È scomparso Paolo Gianturco, senior partner – financial services industry & FS Tech Leader di Deloitte Central Mediterranean. Il socio di Deloitte è una delle vittime del disastro aereo avvenuto lo scorso primo agosto in Perù durante il sorvolo delle linee di Nazca. Con lui hanno perso la vita anche la moglie, i due figli e una famiglia di amici della Brianza.

Chi era Paolo Gianturco

Nato a Roma il 17 ottobre 1967, Gianturco era entrato nel network di Deloitte nel 2002 e negli anni aveva assunto ruoli di crescente responsabilità, fino a diventare punto di riferimento per la practice Financial Services Industry (FSI) & Financial Services Tech nell’area Central Mediterranean, con il coordinamento delle strategie industriali per Italia, Grecia e Malta dalla sede milanese di Via Tortona.

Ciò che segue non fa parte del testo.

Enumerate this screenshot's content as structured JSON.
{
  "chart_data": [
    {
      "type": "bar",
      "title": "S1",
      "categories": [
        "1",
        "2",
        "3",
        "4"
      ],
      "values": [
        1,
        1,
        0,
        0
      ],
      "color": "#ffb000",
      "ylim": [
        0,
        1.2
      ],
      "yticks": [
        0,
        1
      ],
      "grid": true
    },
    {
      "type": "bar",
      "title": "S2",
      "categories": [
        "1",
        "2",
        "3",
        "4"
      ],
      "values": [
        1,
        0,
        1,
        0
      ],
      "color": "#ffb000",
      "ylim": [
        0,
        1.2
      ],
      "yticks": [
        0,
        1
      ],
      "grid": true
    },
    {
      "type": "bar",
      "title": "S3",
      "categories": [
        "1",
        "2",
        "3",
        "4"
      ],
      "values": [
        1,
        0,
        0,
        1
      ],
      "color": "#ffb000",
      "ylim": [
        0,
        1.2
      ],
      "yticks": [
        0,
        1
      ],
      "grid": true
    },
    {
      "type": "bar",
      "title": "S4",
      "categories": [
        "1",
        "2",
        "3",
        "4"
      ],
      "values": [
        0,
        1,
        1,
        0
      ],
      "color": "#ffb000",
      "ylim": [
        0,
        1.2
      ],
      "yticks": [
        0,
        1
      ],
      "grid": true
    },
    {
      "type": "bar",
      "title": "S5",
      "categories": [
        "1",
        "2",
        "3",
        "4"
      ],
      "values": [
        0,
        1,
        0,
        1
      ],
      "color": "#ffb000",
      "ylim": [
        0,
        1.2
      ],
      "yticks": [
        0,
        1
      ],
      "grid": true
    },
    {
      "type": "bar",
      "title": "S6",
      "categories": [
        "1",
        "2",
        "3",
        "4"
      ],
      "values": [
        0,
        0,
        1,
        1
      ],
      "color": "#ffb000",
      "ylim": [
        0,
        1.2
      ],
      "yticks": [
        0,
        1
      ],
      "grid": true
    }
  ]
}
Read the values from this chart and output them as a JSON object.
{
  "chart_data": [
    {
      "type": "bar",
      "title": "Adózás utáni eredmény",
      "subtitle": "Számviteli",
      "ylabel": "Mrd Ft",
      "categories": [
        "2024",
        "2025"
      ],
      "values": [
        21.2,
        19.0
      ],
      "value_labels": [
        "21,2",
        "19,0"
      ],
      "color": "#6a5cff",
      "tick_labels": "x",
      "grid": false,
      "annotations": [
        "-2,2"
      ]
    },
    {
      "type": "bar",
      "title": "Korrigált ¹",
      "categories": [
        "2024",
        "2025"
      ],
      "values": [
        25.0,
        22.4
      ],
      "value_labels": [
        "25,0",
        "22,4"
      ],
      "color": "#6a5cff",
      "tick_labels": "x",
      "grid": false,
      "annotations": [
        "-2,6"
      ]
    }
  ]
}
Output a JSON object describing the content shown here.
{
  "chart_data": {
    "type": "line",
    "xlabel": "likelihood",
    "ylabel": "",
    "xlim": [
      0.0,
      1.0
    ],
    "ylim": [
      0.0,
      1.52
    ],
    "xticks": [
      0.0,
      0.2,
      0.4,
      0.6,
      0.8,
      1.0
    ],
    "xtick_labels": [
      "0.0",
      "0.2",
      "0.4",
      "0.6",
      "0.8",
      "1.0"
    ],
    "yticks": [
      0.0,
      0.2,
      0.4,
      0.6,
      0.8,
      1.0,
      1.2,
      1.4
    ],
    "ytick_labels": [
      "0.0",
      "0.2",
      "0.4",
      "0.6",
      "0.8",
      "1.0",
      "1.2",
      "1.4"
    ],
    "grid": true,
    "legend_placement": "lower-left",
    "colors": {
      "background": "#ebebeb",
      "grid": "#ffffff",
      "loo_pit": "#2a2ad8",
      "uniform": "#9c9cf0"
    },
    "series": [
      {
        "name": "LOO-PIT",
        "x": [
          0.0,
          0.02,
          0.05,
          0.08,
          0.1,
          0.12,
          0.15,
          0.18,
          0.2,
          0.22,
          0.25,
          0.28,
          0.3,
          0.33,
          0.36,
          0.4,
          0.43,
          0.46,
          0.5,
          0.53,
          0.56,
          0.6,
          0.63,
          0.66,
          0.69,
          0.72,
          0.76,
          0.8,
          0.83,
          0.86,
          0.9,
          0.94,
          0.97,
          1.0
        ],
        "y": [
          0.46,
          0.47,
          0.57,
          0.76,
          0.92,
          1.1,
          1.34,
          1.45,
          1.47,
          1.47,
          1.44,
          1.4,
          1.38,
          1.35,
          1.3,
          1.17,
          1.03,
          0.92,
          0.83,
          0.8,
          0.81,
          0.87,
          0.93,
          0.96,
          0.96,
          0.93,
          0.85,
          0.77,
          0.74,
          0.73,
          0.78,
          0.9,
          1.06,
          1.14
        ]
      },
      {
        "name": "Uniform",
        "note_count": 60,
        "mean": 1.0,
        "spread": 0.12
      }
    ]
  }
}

Nel corso della sua carriera trentennale, Gianturco ha guidato programmi di trasformazione tecnologica e operativa per gruppi bancari, assicurativi e del risparmio gestito in Europa. In Deloitte ha ricoperto, tra gli altri, i ruoli di Fintech & FSI Tech Leader, EMEA FinTech & Blockchain Lab co-leader, FSI Leader, Finance & Risk Leader, Capital Market and Financial Risk Offering Leader, Business Operations Offering Leader e NSE Banking & Capital Market Leader.

Come Capital Market and Financial Risk Offering Leader e Finance & Risk Leader, aveva guidato lo sviluppo di soluzioni nei mercati dei capitali e nella gestione dei rischi di credito e operativi durante le evoluzioni normative di Basilea 2 e 3. Nel 2015, in qualità di co-fondatore e co-responsabile dell’EMEA FinTech & Blockchain Lab, aveva contribuito a posizionare l’Italia nello sviluppo di progetti legati a fintech, digital asset e Distributed Ledger Technology. Come Business Operations Offering Leader aveva coordinato team multidisciplinari su programmi di ristrutturazione, efficienza industriale e integrazione societaria, mentre come NSE Banking & Capital Market Leader aveva estato la propria attività di advisory ai vertici di gruppi bancari europei nell’ambito della macro-regione North South Europe.

Gianturco affiancava all’attività professionale un impegno costante nella didattica e nella ricerca, con collaborazioni stabili con ABI Lab, gli Osservatori del Politecnico di Milano e SDA Bocconi, oltre a incarichi come lecturer presso il Politecnico di Milano, l’Università Bocconi, la Bologna Business School e l’Università degli Studi di Napoli Federico II.

Le parole della leadership Deloitte

“È una tragedia immensa che sconvolge tutta la nostra comunità professionale e la nostra grande famiglia. Paolo Gianturco è stato un grande innovatore, era riconosciuto da tutti come un professionista straordinario, una persona piena di idee che guardavano al futuro. È stato uno dei nostri professionisti di punta sia a livello italiano sia a livello europeo perché era un professionista di assoluto valore nel banking e nel mondo dei servizi finanziari. La sua scomparsa ci lascia sgomenti e colpisce profondamente tutte le persone che hanno avuto la fortuna di conoscere Paolo e di condividere con lui un tratto di vita”, ha dichiarato ad Adnkronos Fabio Pompei, ceo di Deloitte Italia.

“Paolo è stato un pioniere dell’innovazione applicata ai servizi finanziari. Un professionista apprezzato da tutti i suoi clienti, e un punto di riferimento per decine di giovani colleghe e colleghi. Insieme alla moglie e ai loro figli, ha offerto a tutti coloro che li hanno conosciuti un luogo di accoglienza e di umanità. In queste ore ho ricevuto numerose testimonianze del segno che Paolo lascia. Perdo un collega, ma soprattutto un amico, il cui esempio continuerà a guidarci”, ha aggiunto Alessandro Mercuri, ceo di Deloitte Consulting.